Esta liturgia terrena realiza-se unida à liturgia celeste. O memorial em que a eucaristia consiste não é uma memória de um acontecimento passado. É o acolhimento, aqui e agora, de um acontecimento vivo, perenemente dinâmico, que ultrapassa o tempo e o espaço para comunicar-se no nosso hoje, e aprofundar-nos no hoje de Deus.

É o próprio Jesus quem preside à acção litúrgica, unido ao seu corpo que é a Igreja e, concretamente, a assembleia celebrante dos fiéis reunidos na terra, e unidos aos anjos e aos santos no Céu. Reunião que nos vincula a Cristo e entre nós, solidificando uma verdadeira incorporação n’Ele, que se prolonga depois de desfeita a assembleia celebrante.

Tal presidência de Cristo é visibilizada no ministério do sacerdote que preside à acção litúrgica in pernona Christi Capitis (na pessoa de Cristo Cabeça). De facto, Jesus associou a Si, na oferta sacramental do seu corpo e sangue, os apóstolos quando lhes deu o mandato de fazer o mesmo em memória de Si.

«Isto é o meu Corpo, entregue por vós. Fazei isto em memória de Mim. […] Este cálice é a nova aliança no meu Sangue. Todas as vezes que o beberdes, fazei-o em memória de Mim».

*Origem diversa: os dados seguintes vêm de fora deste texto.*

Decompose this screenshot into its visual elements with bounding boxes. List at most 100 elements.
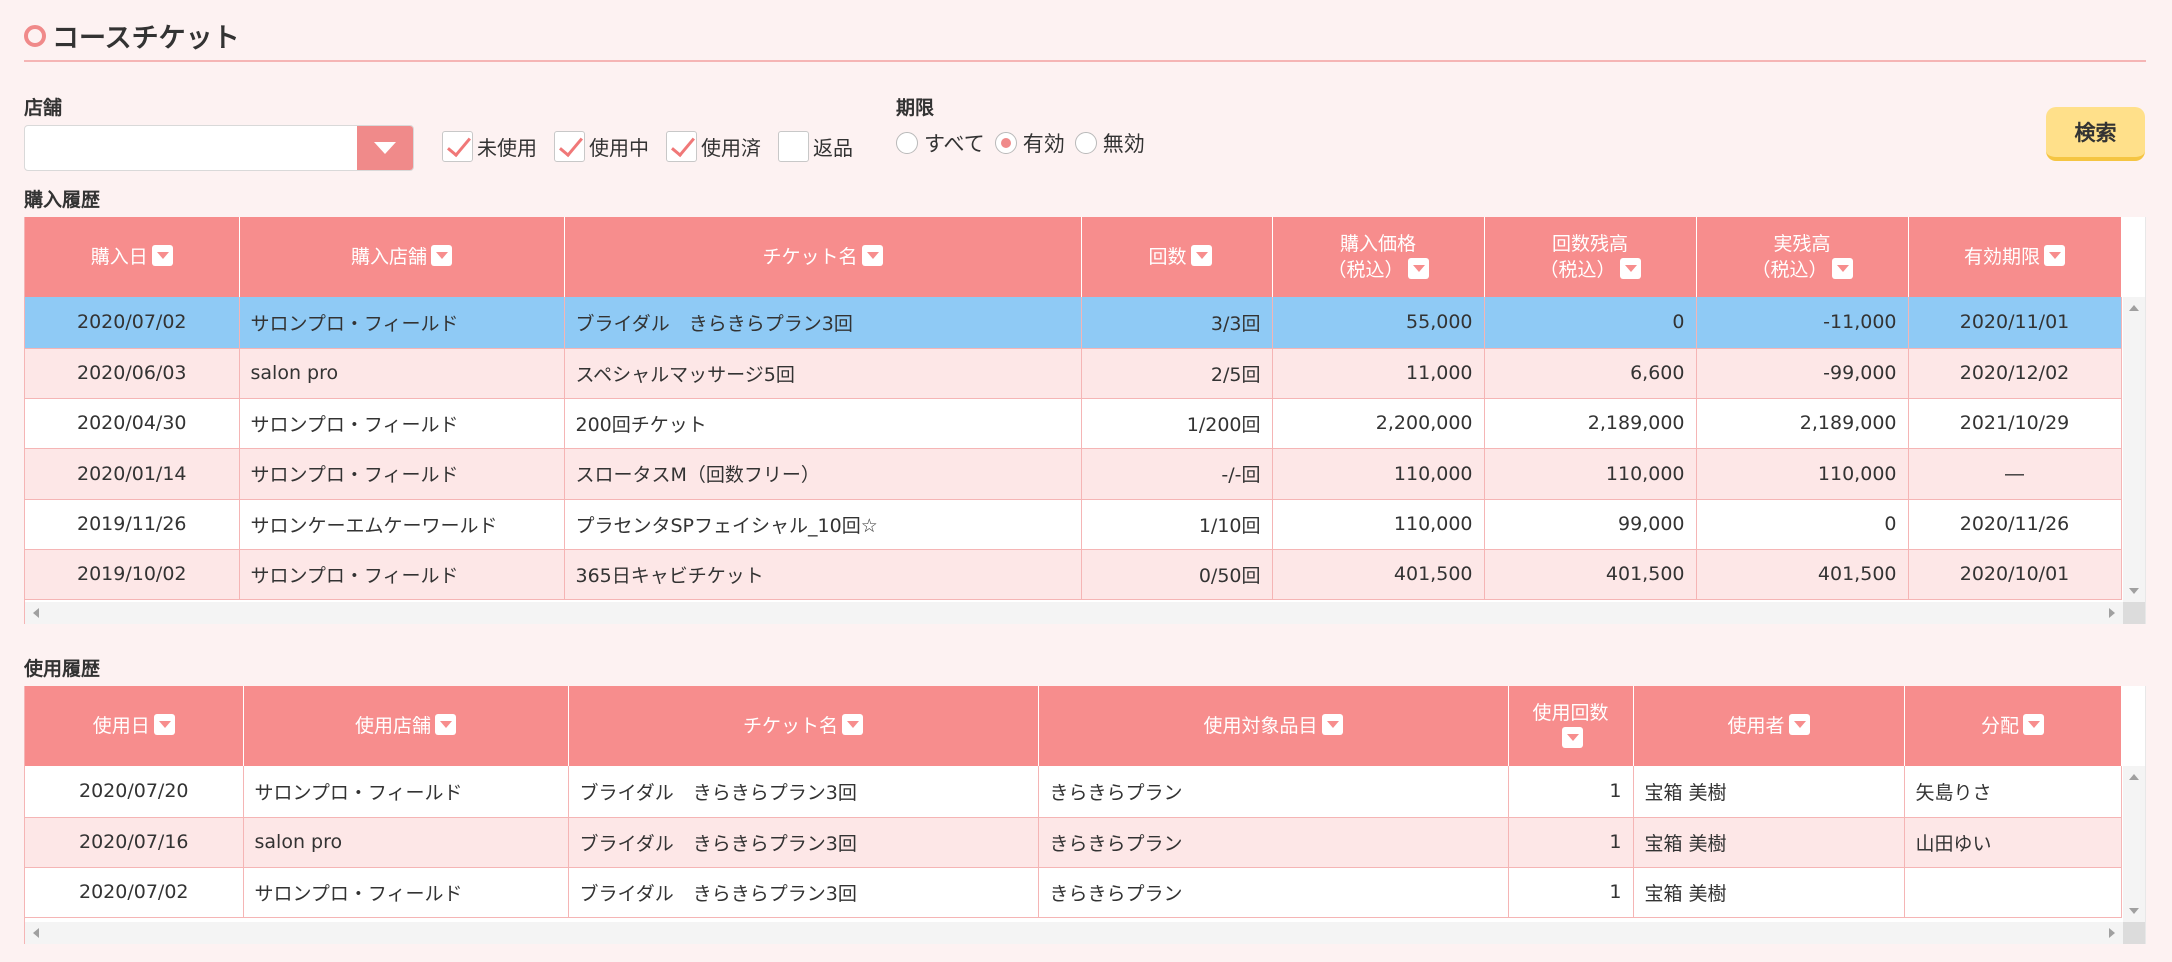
checkbox-unused[interactable]: 未使用 <box>442 131 537 162</box>
scroll-left-icon[interactable] <box>33 928 39 938</box>
scroll-right-icon[interactable] <box>2109 608 2115 618</box>
scroll-up-icon[interactable] <box>2129 774 2139 780</box>
table-row[interactable]: 2020/07/02 サロンプロ・フィールド ブライダル きらきらプラン3回 き… <box>25 867 2122 918</box>
sort-icon[interactable] <box>1321 714 1343 735</box>
checkbox-label: 使用済 <box>701 136 761 160</box>
checkbox-in-use[interactable]: 使用中 <box>554 131 649 162</box>
cell-count-balance: 401,500 <box>1484 549 1697 600</box>
sort-icon[interactable] <box>1619 258 1641 279</box>
col-header-actual-balance[interactable]: 実残高 （税込） <box>1696 217 1909 297</box>
sort-icon[interactable] <box>2023 714 2044 735</box>
cell-ticket: スペシャルマッサージ5回 <box>564 348 1082 399</box>
cell-count: 1 <box>1508 867 1634 918</box>
sort-icon[interactable] <box>153 714 175 735</box>
col-header-ticket-name[interactable]: チケット名 <box>568 686 1039 766</box>
cell-store: salon pro <box>243 817 569 868</box>
col-header-expiry[interactable]: 有効期限 <box>1908 217 2122 297</box>
table-row[interactable]: 2019/11/26 サロンケーエムケーワールド プラセンタSPフェイシャル_1… <box>25 499 2122 550</box>
cell-price: 2,200,000 <box>1272 398 1485 449</box>
cell-ticket: スロータスM（回数フリー） <box>564 448 1082 500</box>
table-row[interactable]: 2019/10/02 サロンプロ・フィールド 365日キャビチケット 0/50回… <box>25 549 2122 600</box>
col-header-count-balance[interactable]: 回数残高 （税込） <box>1484 217 1697 297</box>
col-header-target-item[interactable]: 使用対象品目 <box>1038 686 1509 766</box>
sort-icon[interactable] <box>2044 245 2065 266</box>
store-select-toggle[interactable] <box>357 126 413 170</box>
cell-ticket: ブライダル きらきらプラン3回 <box>564 297 1082 349</box>
search-button[interactable]: 検索 <box>2046 107 2145 161</box>
sort-icon[interactable] <box>431 245 452 266</box>
cell-share <box>1904 867 2122 918</box>
cell-store: サロンプロ・フィールド <box>239 297 565 349</box>
cell-ticket: プラセンタSPフェイシャル_10回☆ <box>564 499 1082 550</box>
col-header-usage-count[interactable]: 使用回数 <box>1508 686 1634 766</box>
cell-store: サロンプロ・フィールド <box>243 867 569 918</box>
radio-invalid[interactable]: 無効 <box>1074 128 1145 158</box>
sort-icon[interactable] <box>1407 258 1429 279</box>
radio-all[interactable]: すべて <box>896 128 985 158</box>
checkbox-used[interactable]: 使用済 <box>666 131 761 162</box>
cell-ticket: 365日キャビチケット <box>564 549 1082 600</box>
store-select[interactable] <box>24 125 414 171</box>
col-header-ticket-name[interactable]: チケット名 <box>564 217 1082 297</box>
store-label: 店舗 <box>24 97 63 119</box>
purchase-section-label: 購入履歴 <box>24 189 101 211</box>
checkbox-icon[interactable] <box>442 131 473 162</box>
cell-item: きらきらプラン <box>1038 817 1509 868</box>
table-row[interactable]: 2020/01/14 サロンプロ・フィールド スロータスM（回数フリー） -/-… <box>25 448 2122 500</box>
cell-store: salon pro <box>239 348 565 399</box>
table-row[interactable]: 2020/04/30 サロンプロ・フィールド 200回チケット 1/200回 2… <box>25 398 2122 449</box>
col-header-usage-store[interactable]: 使用店舗 <box>243 686 569 766</box>
sort-icon[interactable] <box>1562 727 1583 748</box>
col-header-purchase-store[interactable]: 購入店舗 <box>239 217 565 297</box>
checkbox-icon[interactable] <box>666 131 697 162</box>
horizontal-scrollbar[interactable] <box>25 922 2123 944</box>
scroll-right-icon[interactable] <box>2109 928 2115 938</box>
cell-date: 2020/01/14 <box>25 448 240 500</box>
sort-icon[interactable] <box>842 714 863 735</box>
col-header-user[interactable]: 使用者 <box>1633 686 1905 766</box>
radio-icon[interactable] <box>896 132 918 154</box>
sort-icon[interactable] <box>435 714 456 735</box>
cell-actual-balance: 0 <box>1696 499 1909 550</box>
table-row[interactable]: 2020/06/03 salon pro スペシャルマッサージ5回 2/5回 1… <box>25 348 2122 399</box>
col-header-count[interactable]: 回数 <box>1081 217 1273 297</box>
table-row[interactable]: 2020/07/02 サロンプロ・フィールド ブライダル きらきらプラン3回 3… <box>25 297 2122 349</box>
horizontal-scrollbar[interactable] <box>25 602 2123 624</box>
cell-date: 2020/07/02 <box>25 867 244 918</box>
vertical-scrollbar[interactable] <box>2123 297 2145 602</box>
sort-icon[interactable] <box>861 245 883 266</box>
sort-icon[interactable] <box>151 245 173 266</box>
sort-icon[interactable] <box>1788 714 1810 735</box>
scroll-up-icon[interactable] <box>2129 305 2139 311</box>
checkbox-label: 未使用 <box>477 136 537 160</box>
table-row[interactable]: 2020/07/16 salon pro ブライダル きらきらプラン3回 きらき… <box>25 817 2122 868</box>
radio-valid[interactable]: 有効 <box>994 128 1065 158</box>
cell-count: 0/50回 <box>1081 549 1273 600</box>
scroll-down-icon[interactable] <box>2129 908 2139 914</box>
radio-icon[interactable] <box>994 132 1017 154</box>
cell-count: 1 <box>1508 817 1634 868</box>
cell-date: 2020/07/02 <box>25 297 240 349</box>
sort-icon[interactable] <box>1190 245 1212 266</box>
scroll-down-icon[interactable] <box>2129 588 2139 594</box>
vertical-scrollbar[interactable] <box>2123 766 2145 922</box>
sort-icon[interactable] <box>1831 258 1853 279</box>
cell-ticket: ブライダル きらきらプラン3回 <box>568 867 1039 918</box>
cell-share: 山田ゆい <box>1904 817 2122 868</box>
radio-icon[interactable] <box>1074 132 1097 154</box>
cell-store: サロンプロ・フィールド <box>239 448 565 500</box>
usage-table: 使用日 使用店舗 チケット名 使用対象品目 使用回数 使用者 分配 2020/0… <box>25 686 2122 918</box>
cell-actual-balance: -11,000 <box>1696 297 1909 349</box>
col-header-price[interactable]: 購入価格 （税込） <box>1272 217 1485 297</box>
col-header-usage-date[interactable]: 使用日 <box>25 686 244 766</box>
table-row[interactable]: 2020/07/20 サロンプロ・フィールド ブライダル きらきらプラン3回 き… <box>25 766 2122 818</box>
cell-count-balance: 2,189,000 <box>1484 398 1697 449</box>
col-header-share[interactable]: 分配 <box>1904 686 2122 766</box>
checkbox-icon[interactable] <box>778 131 809 162</box>
cell-price: 401,500 <box>1272 549 1485 600</box>
checkbox-returned[interactable]: 返品 <box>778 131 853 162</box>
cell-price: 11,000 <box>1272 348 1485 399</box>
checkbox-icon[interactable] <box>554 131 585 162</box>
col-header-purchase-date[interactable]: 購入日 <box>25 217 240 297</box>
scroll-left-icon[interactable] <box>33 608 39 618</box>
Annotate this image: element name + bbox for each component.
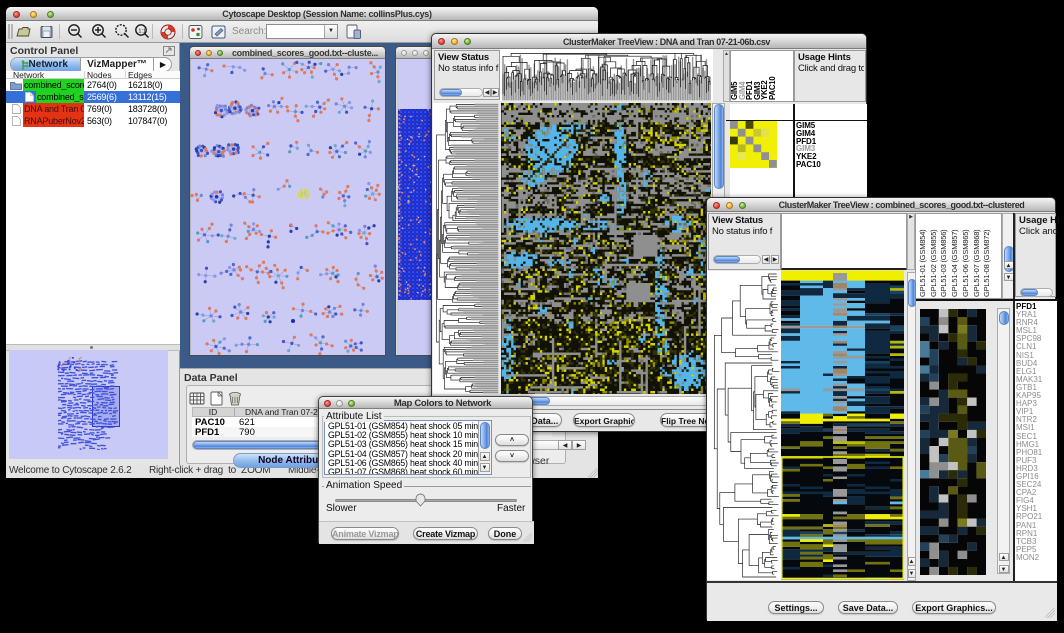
- svg-text:1:1: 1:1: [138, 29, 146, 35]
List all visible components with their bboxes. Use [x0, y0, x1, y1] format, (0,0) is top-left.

Daqui nasce o ministério sacerdotal, em todas as demais acções e serviços, e sobretudo enquanto presença memorial do próprio Jesus a guiar, como Cabeça, o seu corpo-Igreja, comunidade dos discípulos.

Por isso celebramos também nesta missa a instituição do sacerdócio ministerial. Consagrado em Cristo e agindo em seu nome, o sacerdote realiza para a Igreja e para o mundo, de forma incruenta e sacramental, o sacrifício cruento do Calvário. Nessa hora, surge maximamente como visibilidade de Cristo Sacerdote.

Tal realidade é expressivamente anunciada e apresentada no facto do sacerdote dizer as palavras sacramentais: «isto é o meu Corpo que será entregue por vós».

A unidade profunda e sacramental entre Cristo e o sacerdote faz que estas palavras não sejam a fingir: diante da comunidade, ele é Cristo que entrega o seu corpo e o deixa em alimento no pão eucarístico. Diante da comunidade, ele é Cristo que como Cabeça se entrega em sacrifício pelo seu Corpo.

Este momento fundante da identidade do sacerdote torna-se por isso fundamental no seu viver e agir. Ele não realiza simplesmente ofícios sacerdotais, ele está configurado com Cristo Cabeça e Pastor, e assim participa da caridade pastoral do Senhor, pela qual realiza, n’Ele, a entrega total no dom de si mesmo.

Mas esta missa celebra também o mandamento novo do amor: «Dei-vos o exemplo, para que, assim como Eu fiz, vós façais também».

Momentos depois, naquela mesma mesa, Jesus dirá: «Dou-vos um mandamento novo: que vos ameis uns aos outros. Como Eu vos amei, amai-vos também uns aos outros. Nisto conhecerão todos que sois meus discípulos: se vos amardes uns aos outros» (Jo 13, 34-35)

Deixai-me repetir: por isso a missa não é um acto privado. Por isso na missa, não está cada uma na sua oração individual. Deixar que Jesus nos lave os pés, é também pôr-se a lavar os pés.

Mas agora acrescento: não só ali na missa, mas também depois. Pondo-se a servir os mais frágeis e os deslocados de guerra, os pequeninos e os descartados, os esquecidos e os excluídos, os migrantes e os que habitam as periferias sociais.

Não só ali na missa, mas também depois. Pondo-se a servir os errantes e os buscadores, os desiludidos e os magoados, os indiferentes e os descrentes, os que se afastaram e os que habitam as periferias eclesiais.

Não só ali na missa, mas também depois. Pondo-se a servir as famílias e as comunidades, a sociedade e a Igreja, os grupos de fé e a Diocese, a comunhão e a evangelização.

Porque a missa prolonga-se na missão: «Na verdade, todas as vezes que comerdes deste pão e beberdes deste cálice, anunciareis a morte do Senhor, até que Ele venha».